Galaxy Digital completed the initial closing of a tokenized Collateralized Loan Obligation (CLO) worth $75 million on the Avalanche blockchain. The deal was anchored by a $50 million allocation from Grove and finances an uncommitted credit facility for Arch Lending, marking a calibrated push to move institutional private credit on-chain.
Galaxy structured and tokenized the offering through its Lending and Digital Infrastructure teams, with Galaxy Asset Management overseeing the CLO. Proceeds are being used to progressively purchase outstanding loans originated under an Arch Lending facility; as additional loans are added, the CLO can scale up to a stated limit of $200 million. Key operational and market roles were split among several firms to preserve institutional standards.
Other critical participants include INX, which issued and tokenized the debt tranches on Avalanche and is expected to list the tokens on its ATS platform; Anchorage Digital Bank, acting as bond trustee, qualified custodian and collateral agent through its Atlas Settlement Network; NAV Consulting providing fund administration; and Accountable supplying real‑time verification of on‑chain and off‑chain assets.
Avalanche’s Snowman consensus and EVM compatibility served as the technical backbone for tokenization and on‑chain settlement.

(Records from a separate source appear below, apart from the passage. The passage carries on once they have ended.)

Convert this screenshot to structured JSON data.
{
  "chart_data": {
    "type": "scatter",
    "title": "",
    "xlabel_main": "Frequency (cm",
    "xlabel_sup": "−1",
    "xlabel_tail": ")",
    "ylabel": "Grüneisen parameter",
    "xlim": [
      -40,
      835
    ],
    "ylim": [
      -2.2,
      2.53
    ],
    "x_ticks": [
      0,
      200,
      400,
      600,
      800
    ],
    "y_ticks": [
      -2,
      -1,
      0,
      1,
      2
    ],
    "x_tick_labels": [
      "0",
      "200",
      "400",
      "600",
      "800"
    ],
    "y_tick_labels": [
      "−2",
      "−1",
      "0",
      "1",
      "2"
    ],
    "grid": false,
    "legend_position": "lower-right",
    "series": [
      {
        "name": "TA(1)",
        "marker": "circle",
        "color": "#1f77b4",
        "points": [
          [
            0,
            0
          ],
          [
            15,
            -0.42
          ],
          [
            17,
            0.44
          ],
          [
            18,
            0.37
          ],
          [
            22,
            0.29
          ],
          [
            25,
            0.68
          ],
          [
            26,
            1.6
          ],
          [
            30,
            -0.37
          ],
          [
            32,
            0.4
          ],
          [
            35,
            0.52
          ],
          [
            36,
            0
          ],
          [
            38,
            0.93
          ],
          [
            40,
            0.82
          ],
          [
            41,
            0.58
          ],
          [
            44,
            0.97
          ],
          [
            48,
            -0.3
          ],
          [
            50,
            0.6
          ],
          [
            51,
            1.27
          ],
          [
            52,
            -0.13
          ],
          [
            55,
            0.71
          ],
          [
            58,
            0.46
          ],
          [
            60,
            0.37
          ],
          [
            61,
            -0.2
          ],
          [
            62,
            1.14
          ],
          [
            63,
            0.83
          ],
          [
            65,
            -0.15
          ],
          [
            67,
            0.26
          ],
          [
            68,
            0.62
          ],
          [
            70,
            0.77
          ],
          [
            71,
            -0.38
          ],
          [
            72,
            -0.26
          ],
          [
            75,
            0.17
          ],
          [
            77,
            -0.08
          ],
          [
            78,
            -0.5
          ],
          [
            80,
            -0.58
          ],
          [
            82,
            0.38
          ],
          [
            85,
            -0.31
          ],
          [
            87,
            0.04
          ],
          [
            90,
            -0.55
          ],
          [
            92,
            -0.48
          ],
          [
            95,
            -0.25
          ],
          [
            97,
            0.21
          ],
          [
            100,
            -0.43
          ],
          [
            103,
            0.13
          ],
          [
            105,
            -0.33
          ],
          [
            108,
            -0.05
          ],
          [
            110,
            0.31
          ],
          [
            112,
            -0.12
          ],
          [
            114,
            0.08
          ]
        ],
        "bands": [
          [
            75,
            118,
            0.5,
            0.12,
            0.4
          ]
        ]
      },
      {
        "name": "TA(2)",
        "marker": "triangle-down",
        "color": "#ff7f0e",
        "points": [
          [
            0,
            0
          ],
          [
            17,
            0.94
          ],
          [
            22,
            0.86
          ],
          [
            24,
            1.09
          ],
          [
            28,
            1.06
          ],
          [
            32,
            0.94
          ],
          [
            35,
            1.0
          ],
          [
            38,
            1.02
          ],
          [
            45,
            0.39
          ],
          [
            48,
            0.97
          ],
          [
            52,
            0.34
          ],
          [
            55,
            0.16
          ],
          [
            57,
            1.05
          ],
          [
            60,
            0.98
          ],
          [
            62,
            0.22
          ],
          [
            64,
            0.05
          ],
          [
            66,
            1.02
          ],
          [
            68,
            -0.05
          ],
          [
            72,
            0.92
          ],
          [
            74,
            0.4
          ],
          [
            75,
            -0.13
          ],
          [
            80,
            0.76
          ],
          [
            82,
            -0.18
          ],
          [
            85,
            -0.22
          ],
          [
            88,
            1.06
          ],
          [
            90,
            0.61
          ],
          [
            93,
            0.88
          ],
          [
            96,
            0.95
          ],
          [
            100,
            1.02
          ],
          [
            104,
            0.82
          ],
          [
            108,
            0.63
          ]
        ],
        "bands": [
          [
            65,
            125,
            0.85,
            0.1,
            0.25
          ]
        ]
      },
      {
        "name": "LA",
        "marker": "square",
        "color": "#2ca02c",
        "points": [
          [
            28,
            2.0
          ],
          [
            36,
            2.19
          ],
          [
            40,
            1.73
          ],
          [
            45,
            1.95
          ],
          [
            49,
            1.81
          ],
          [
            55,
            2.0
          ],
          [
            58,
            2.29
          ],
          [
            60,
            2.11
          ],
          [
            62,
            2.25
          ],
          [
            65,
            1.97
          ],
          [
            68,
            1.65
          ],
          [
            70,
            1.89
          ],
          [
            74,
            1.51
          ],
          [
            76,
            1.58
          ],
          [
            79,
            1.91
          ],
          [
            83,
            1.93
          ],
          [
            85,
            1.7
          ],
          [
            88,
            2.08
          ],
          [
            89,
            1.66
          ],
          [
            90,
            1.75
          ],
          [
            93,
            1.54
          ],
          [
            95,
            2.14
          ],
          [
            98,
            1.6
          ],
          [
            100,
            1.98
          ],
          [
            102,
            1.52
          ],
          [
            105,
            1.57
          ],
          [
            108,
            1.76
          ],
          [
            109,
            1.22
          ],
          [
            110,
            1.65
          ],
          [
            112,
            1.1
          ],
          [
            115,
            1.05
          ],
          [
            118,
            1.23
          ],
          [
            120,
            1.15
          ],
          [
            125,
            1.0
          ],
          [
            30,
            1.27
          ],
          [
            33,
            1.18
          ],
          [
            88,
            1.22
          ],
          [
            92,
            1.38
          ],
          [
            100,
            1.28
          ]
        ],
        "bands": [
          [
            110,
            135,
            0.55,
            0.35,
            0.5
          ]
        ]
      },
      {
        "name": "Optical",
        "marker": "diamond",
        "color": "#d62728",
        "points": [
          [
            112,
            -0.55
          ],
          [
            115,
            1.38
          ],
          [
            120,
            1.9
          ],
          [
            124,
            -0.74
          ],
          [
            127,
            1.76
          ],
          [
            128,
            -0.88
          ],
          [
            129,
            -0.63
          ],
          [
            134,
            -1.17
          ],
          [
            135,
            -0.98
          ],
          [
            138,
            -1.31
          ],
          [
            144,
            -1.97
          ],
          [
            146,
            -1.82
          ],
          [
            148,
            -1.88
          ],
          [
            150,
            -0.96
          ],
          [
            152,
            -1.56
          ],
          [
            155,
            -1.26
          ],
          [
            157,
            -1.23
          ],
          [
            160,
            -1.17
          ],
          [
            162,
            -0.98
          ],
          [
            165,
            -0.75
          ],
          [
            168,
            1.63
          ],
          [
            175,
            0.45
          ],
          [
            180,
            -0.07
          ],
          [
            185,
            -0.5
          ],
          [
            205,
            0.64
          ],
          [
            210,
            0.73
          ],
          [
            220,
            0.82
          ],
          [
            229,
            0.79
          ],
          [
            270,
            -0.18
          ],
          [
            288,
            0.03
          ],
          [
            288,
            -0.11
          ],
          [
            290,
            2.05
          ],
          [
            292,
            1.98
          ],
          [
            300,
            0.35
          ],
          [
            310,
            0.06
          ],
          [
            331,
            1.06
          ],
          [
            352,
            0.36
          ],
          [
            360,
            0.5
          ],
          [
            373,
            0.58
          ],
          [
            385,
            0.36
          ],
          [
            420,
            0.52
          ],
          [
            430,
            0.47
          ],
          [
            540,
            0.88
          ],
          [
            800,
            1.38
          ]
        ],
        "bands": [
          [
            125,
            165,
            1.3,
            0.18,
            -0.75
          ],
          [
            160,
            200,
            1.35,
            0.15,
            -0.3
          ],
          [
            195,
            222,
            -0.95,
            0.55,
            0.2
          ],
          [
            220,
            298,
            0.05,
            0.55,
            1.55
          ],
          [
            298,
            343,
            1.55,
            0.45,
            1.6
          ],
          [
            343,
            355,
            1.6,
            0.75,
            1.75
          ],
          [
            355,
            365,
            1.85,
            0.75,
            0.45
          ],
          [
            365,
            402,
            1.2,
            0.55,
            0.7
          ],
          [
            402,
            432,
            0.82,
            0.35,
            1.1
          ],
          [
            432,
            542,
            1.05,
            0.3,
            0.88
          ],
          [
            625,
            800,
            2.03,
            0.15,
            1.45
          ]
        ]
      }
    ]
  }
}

The benefits and limitations of Galaxy’s CLO
The transaction illustrates several value propositions for institutional credit on-chain: smart contracts automate reporting and cash‑flow logic, reducing operational frictions and shortening settlement cycles; continuous data feeds and an interactive dashboard from Accountable increase visibility into loan performance; and tokenized tranches, with planned listing on a regulated ATS, aim to improve secondary‑market access for qualified investors.
At the same time, the structure relies on overcollateralized consumer loans backed by Bitcoin and Ethereum, which introduces a layer of market risk tied to crypto volatility. Structural and operational risks remain: evolving regulation could change compliance requirements, smart contract vulnerabilities persist, and actual secondary liquidity will depend on market adoption of tokenized credit instruments.
Galaxy’s approach seeks to keep institutional guardrails intact while testing whether tokenization can lower costs and broaden access. The deal positions public blockchain infrastructure as an efficiency layer rather than a replacement for established trustees, custodians and regulated trading venues.
Investors are now turning their attention to the planned listing of the tokenized tranches on INX’s ATS and to whether Arch Lending’s origination pipeline will allow the CLO to scale toward the $200 million ceiling. The CLO’s December 2026 maturity will serve as a significant test of the model’s performance and the market’s appetite for institutional, on‑chain credit exposure.